Classic buildings are more than just landmarks to Silas Everett, country representative for The Asia Foundation. They are physical embodiments of culture, time and place.
“Old buildings, they stand in cities like trees. They provide roots and identities for people and communities,” Mr. Everett said at an award ceremony on Friday for the competition “Envisioning the Future of Post Office Square.”
University architecture students were asked to reimagine Phnom Penh’s French colonial-era Post Office building and adjacent square. The contest was the vision of Pen Sereypagna, an urban researcher, and Khiang Hei, the curator of The Asia Foundation Community Art Gallery.
“Phnom Penh is the city of memory and heritage,” Mr. Sereypagna said. “We chose the Post Office because the intersection of old and new together…can show how you can keep a sense of history with the fast pace of development.”
Phnom Penh is in the midst of a construction boom as foreign investment in the sector has spiked in recent years. For those interested in preserving the city’s architectural heritage, the constuction has been anathema.
With relatively few historic buildings left standing, entrants in the competition were asked to consider how future architectural design could maintain a sense of cultural identity in spite of the rapidly changing urban landscape. Models were also judged on aesthetics, as well as social and environmental sustainability.
The winning entry, entitled “The Flying Envelope,” was created by Pannasastra University students Din Sithika, Korng Sovanneth and Horn Sok, along with Nuon Sereyvuth of Norton University, which co-sponsored the event with The Asia Foundation.
Their model shows a tree-lined, pedestrian-friendly square with a towering paper airplane monument in front of the Post Office.
“The landmark is a folded envelope to represent the Post Office, but it would also be a landmark people would remember and gather at for events like New Year,” said Mr. Sithika at the award ceremony held at the Post Office.
“Our concept also pedestrianizes and renovates the road from Wat Phnom so tourists and locals could enjoy both areas,” he added.
The government has also previously suggested turning the area around the Post Office, surrounded by colonial architecture, into a traffic-free public space.
Vannak Seng, deputy chief of urban management at City Hall and one of the judges, said there were still plans to renovate the area, but nothing had been finalized.

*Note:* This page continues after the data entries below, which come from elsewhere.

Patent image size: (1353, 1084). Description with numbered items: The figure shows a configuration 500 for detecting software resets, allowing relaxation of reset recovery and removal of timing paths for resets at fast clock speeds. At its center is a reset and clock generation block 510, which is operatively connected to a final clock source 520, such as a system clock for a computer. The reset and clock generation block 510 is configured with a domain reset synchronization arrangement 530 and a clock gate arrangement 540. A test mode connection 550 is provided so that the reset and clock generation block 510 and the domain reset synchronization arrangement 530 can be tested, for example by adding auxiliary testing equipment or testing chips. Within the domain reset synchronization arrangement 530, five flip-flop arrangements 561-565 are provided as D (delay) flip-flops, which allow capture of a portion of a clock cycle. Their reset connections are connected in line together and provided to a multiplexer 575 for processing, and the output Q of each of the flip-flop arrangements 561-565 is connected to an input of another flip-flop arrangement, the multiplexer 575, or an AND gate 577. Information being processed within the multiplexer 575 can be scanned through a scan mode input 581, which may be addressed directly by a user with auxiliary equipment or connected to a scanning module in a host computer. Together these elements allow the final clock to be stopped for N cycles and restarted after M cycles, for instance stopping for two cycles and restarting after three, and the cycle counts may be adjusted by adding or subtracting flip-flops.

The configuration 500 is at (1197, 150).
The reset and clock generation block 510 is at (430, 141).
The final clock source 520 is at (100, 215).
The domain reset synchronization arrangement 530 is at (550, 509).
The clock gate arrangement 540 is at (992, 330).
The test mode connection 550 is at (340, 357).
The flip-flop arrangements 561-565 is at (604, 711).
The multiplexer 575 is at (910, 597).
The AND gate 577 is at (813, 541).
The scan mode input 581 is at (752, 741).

“We submitted proposal for an Italian-style plateau three years ago,” he said, adding that it had been shelved. “We replanned… and are interested to work with others, but it takes time as many organizations need to be involved.”
Mr. Everett said the competition was just an academic experiment, but noted that powerful ideas can spark action.
“This is the start. Let’s see where it goes,” he said.
The models will be shown for three months at The Asia Foundation Community Art Gallery, starting on Thursday at 6 p.m.